Y esto, para una disciplina cuyo reto es diseñar organismos vivos en el laboratorio, sin duda tiene implicaciones. No es necesariamente una limitación, sino un cambio de estrategia en una disciplina que está empezando. La aproximación de Drew Endy liberándose del caos de los seres vivos, construyendo el equivalente molecular a herramientas como tuercas, tornillos o chips con los que sea fácil hacer ingeniería biológica porque los has analizado, comprendes perfectamente su funcionamiento, y sabes cómo se van a comportar cuando los pones juntos, puede no ser la más eficiente, al menos a corto plazo. Luis Serrano prefiere no menospreciar 4.000 millones de años de evolución y aprovechar la robustez que han acumulado ciertos organismos. Su enfoque para la biología sintética es más bien partir de una célula con las condiciones que nos puedan interesar, modificarla hasta conseguir ciertas características, e ir avanzando de momento a base de prueba y error como se ha hecho en los inicios de la mayoría de las tecnologías. Quizá algún día conozcamos tan bien el funcionamiento de una célula para diseñar sobre el papel su funcionamiento, y entonces tendrá más sentido una aproximación desde la ingeniería convencional como la de Endy, pero la complejidad manifiesta del Mycoplasma pneumoniae nos indica que esto no va a ser tan sencillo.
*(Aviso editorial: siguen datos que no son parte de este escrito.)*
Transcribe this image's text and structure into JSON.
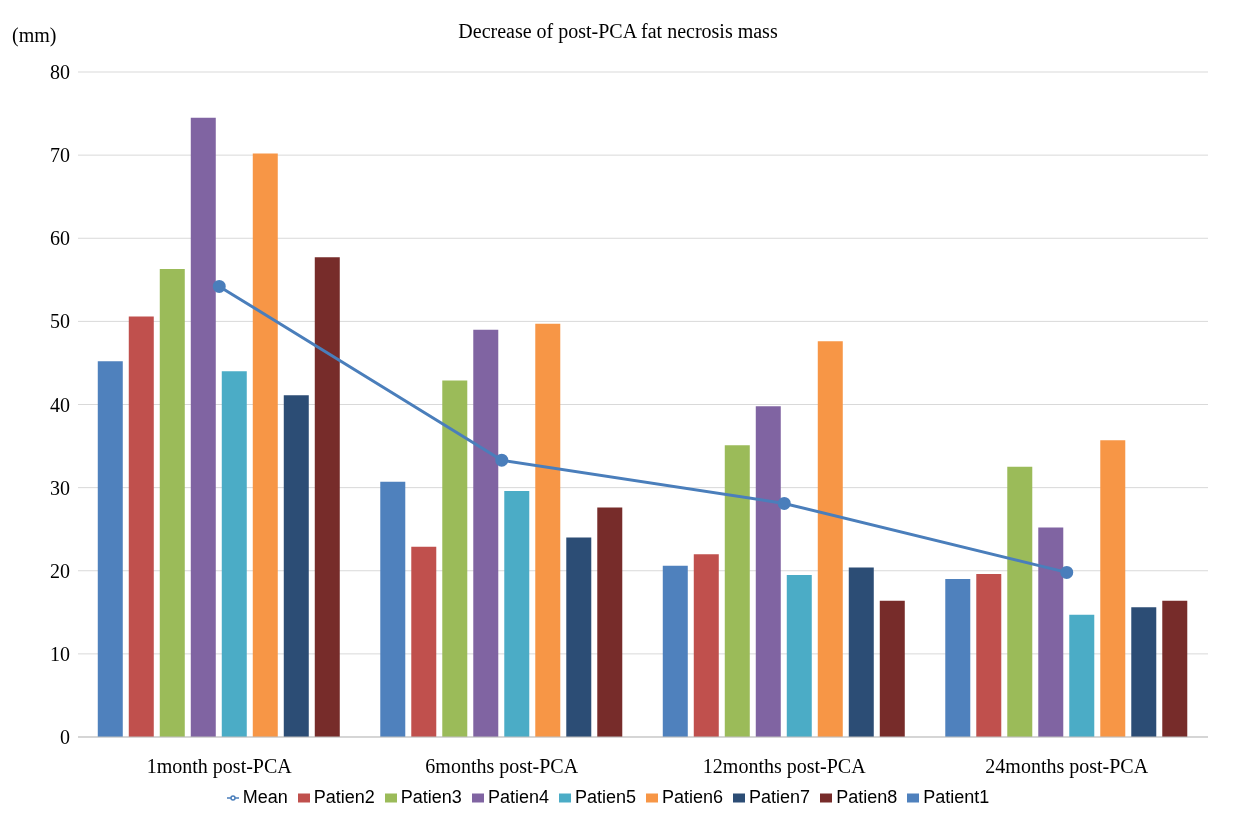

Pero ¿podrán algún día los ingenieros biológicos diseñar y construir un organismo vivo de manera parecida a como los ingenieros mecánicos diseñan y construyen un coche?

La pregunta es intelectualmente sobrecogedora. Aunque en realidad en el aspecto práctico no es tan relevante. De lo que no hay duda alguna es de que pronto seremos capaces de modificar seres vivos ya existentes a una escala muy superior a la ingeniería genética convencional Diseñaremos nuevo ADN sintético, nuevas rutas metabólicas, nuevas estructuras, y funciones completamente insólitas en microorganismos inexistentes hasta el momento, creados para ser utilizados en la medicina, la energía, el medioambiente, el diseño, la industria, la alimentación o el bioterrorismo.
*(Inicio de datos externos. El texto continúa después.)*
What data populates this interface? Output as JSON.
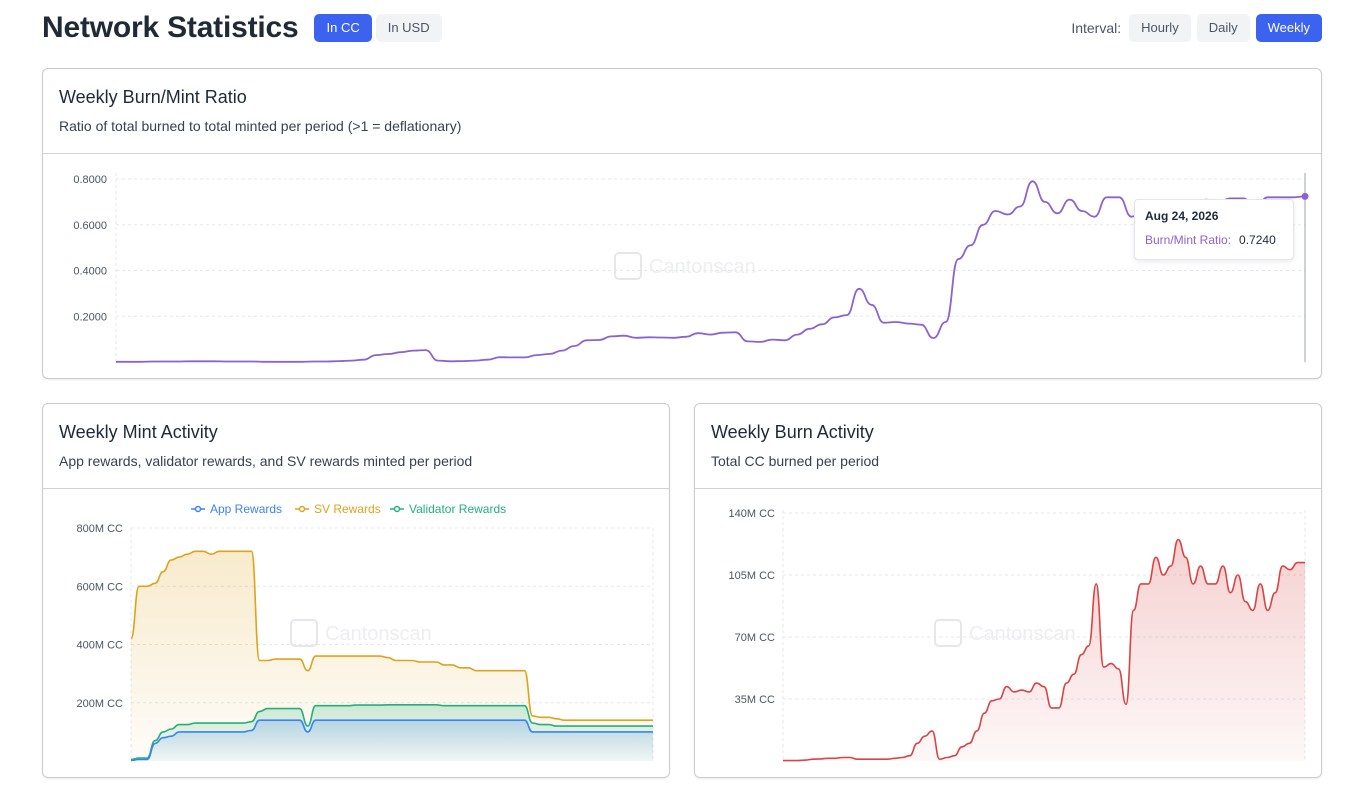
{
  "header": {
    "title": "Network Statistics",
    "unit_toggle": [
      {
        "label": "In CC",
        "active": true
      },
      {
        "label": "In USD",
        "active": false
      }
    ],
    "interval_label": "Interval:",
    "intervals": [
      {
        "label": "Hourly",
        "active": false
      },
      {
        "label": "Daily",
        "active": false
      },
      {
        "label": "Weekly",
        "active": true
      }
    ]
  },
  "watermark": "Cantonscan",
  "colors": {
    "accent": "#3b63f0",
    "ratio_line": "#8a63d2",
    "app": "#3b82f6",
    "sv": "#e0a21b",
    "validator": "#22b07d",
    "burn": "#d94545"
  },
  "ratio_card": {
    "title": "Weekly Burn/Mint Ratio",
    "subtitle": "Ratio of total burned to total minted per period (>1 = deflationary)",
    "tooltip": {
      "date": "Aug 24, 2026",
      "series_label": "Burn/Mint Ratio:",
      "value": "0.7240"
    }
  },
  "mint_card": {
    "title": "Weekly Mint Activity",
    "subtitle": "App rewards, validator rewards, and SV rewards minted per period",
    "legend": [
      "App Rewards",
      "SV Rewards",
      "Validator Rewards"
    ]
  },
  "burn_card": {
    "title": "Weekly Burn Activity",
    "subtitle": "Total CC burned per period"
  },
  "chart_data": [
    {
      "type": "line",
      "title": "Weekly Burn/Mint Ratio",
      "y_ticks": [
        "0.8000",
        "0.6000",
        "0.4000",
        "0.2000"
      ],
      "ylim": [
        0,
        0.8
      ],
      "series": [
        {
          "values": [
            0.001,
            0.001,
            0.001,
            0.002,
            0.002,
            0.002,
            0.003,
            0.003,
            0.003,
            0.002,
            0.002,
            0.002,
            0.001,
            0.001,
            0.001,
            0.001,
            0.002,
            0.002,
            0.004,
            0.006,
            0.01,
            0.03,
            0.035,
            0.043,
            0.05,
            0.052,
            0.006,
            0.003,
            0.004,
            0.006,
            0.01,
            0.021,
            0.02,
            0.02,
            0.03,
            0.035,
            0.05,
            0.07,
            0.095,
            0.096,
            0.112,
            0.115,
            0.106,
            0.108,
            0.107,
            0.106,
            0.11,
            0.126,
            0.12,
            0.128,
            0.13,
            0.09,
            0.088,
            0.098,
            0.095,
            0.12,
            0.145,
            0.165,
            0.195,
            0.205,
            0.32,
            0.25,
            0.172,
            0.175,
            0.168,
            0.163,
            0.105,
            0.175,
            0.45,
            0.51,
            0.6,
            0.66,
            0.645,
            0.68,
            0.79,
            0.7,
            0.65,
            0.71,
            0.66,
            0.635,
            0.72,
            0.72,
            0.635,
            0.67,
            0.7,
            0.7,
            0.64,
            0.695,
            0.71,
            0.7,
            0.715,
            0.715,
            0.675,
            0.72,
            0.72,
            0.72,
            0.724
          ]
        }
      ]
    },
    {
      "type": "area",
      "title": "Weekly Mint Activity",
      "y_ticks": [
        "800M CC",
        "600M CC",
        "400M CC",
        "200M CC"
      ],
      "ylim": [
        0,
        800
      ],
      "series": [
        {
          "name": "App Rewards",
          "values": [
            2,
            5,
            5,
            60,
            80,
            85,
            100,
            100,
            100,
            100,
            100,
            100,
            100,
            100,
            100,
            105,
            140,
            140,
            140,
            140,
            140,
            140,
            100,
            140,
            140,
            140,
            140,
            140,
            140,
            140,
            140,
            140,
            140,
            140,
            140,
            140,
            140,
            140,
            140,
            140,
            140,
            140,
            140,
            140,
            140,
            140,
            140,
            140,
            140,
            140,
            100,
            100,
            100,
            100,
            100,
            100,
            100,
            100,
            100,
            100,
            100,
            100,
            100,
            100,
            100,
            100
          ]
        },
        {
          "name": "SV Rewards",
          "values": [
            420,
            600,
            600,
            610,
            650,
            690,
            700,
            710,
            720,
            720,
            710,
            720,
            720,
            720,
            720,
            720,
            345,
            345,
            350,
            350,
            350,
            350,
            310,
            360,
            360,
            360,
            360,
            360,
            360,
            360,
            360,
            360,
            355,
            345,
            345,
            345,
            340,
            340,
            340,
            330,
            330,
            320,
            320,
            310,
            310,
            310,
            310,
            310,
            310,
            310,
            155,
            150,
            150,
            145,
            140,
            140,
            140,
            140,
            140,
            140,
            140,
            140,
            140,
            140,
            140,
            140
          ]
        },
        {
          "name": "Validator Rewards",
          "values": [
            5,
            10,
            10,
            70,
            100,
            110,
            125,
            125,
            130,
            130,
            130,
            130,
            130,
            130,
            130,
            135,
            170,
            180,
            180,
            180,
            180,
            180,
            120,
            190,
            190,
            190,
            190,
            190,
            192,
            192,
            192,
            192,
            193,
            193,
            193,
            193,
            193,
            193,
            193,
            190,
            190,
            190,
            190,
            190,
            190,
            190,
            190,
            190,
            190,
            190,
            130,
            125,
            125,
            120,
            120,
            120,
            120,
            120,
            120,
            120,
            120,
            120,
            120,
            120,
            120,
            120
          ]
        }
      ]
    },
    {
      "type": "area",
      "title": "Weekly Burn Activity",
      "y_ticks": [
        "140M CC",
        "105M CC",
        "70M CC",
        "35M CC"
      ],
      "ylim": [
        0,
        140
      ],
      "series": [
        {
          "values": [
            0.2,
            0.2,
            0.2,
            0.5,
            1,
            1.2,
            1.5,
            1.5,
            2,
            2,
            1,
            1,
            1,
            1,
            1,
            1.5,
            2,
            3,
            10,
            14,
            17,
            1,
            2,
            3,
            8,
            10,
            17,
            27,
            34,
            35,
            42,
            39,
            40,
            39,
            44,
            42,
            30,
            30,
            44,
            49,
            60,
            65,
            100,
            53,
            55,
            52,
            32,
            85,
            100,
            100,
            115,
            105,
            110,
            125,
            115,
            100,
            110,
            100,
            100,
            110,
            95,
            105,
            90,
            85,
            100,
            85,
            95,
            110,
            108,
            112,
            112
          ]
        }
      ]
    }
  ]
}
Un paso adelante que la comunidad científica acogió con recelo fue el anuncio en mayo de 2009 de Craig Venter asegurando que había creado una célula sintética: la primera forma de vida artificial El hito de Venter —porque sin duda lo es— fue secuenciar primero el genoma de una bacteria muy simple, sintetizar después en el laboratorio una copia haciendo pequeños cambios, introducir el ADN sintético en otra bacteria de características ligeramente diferentes, y lograr que el nuevo ADN se adueñara de su maquinaria celular y empezara a dividirse, convirtiéndose en el primer ser vivo cuyo material genético completo había sido creado de manera artificial.
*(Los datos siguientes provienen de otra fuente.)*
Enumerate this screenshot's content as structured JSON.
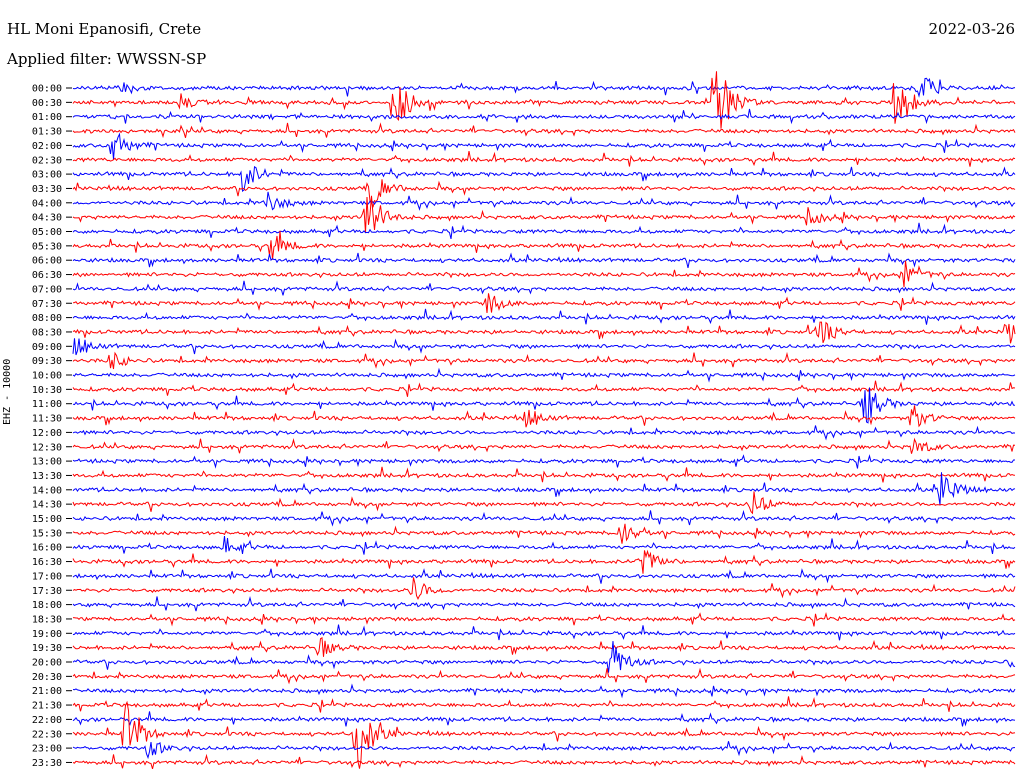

Drew Endy, Luis Serrano, y la mayoría de los compañeros de Venter en el campo de la biología sintética discrepan en denominarlo vida artificial, pues no es suficiente con sintetizar un cromosoma entero e introducirlo en una célula que mantiene todo su engranaje. Será vida artificial cuando alguien consiga diseñar ex novo más elementos, y a poder ser cualitativamente diferentes de lo que ya existe en la naturaleza. De momento, la bacteria con ADN de Venter quedará registrada en los libros de historia como una muestra de poder tecnológico, y paso intermedio valiosísimo hacia la vida artificial que, sin duda, algún día llegará. Todo tipo de preguntas son válidas en estos momentos.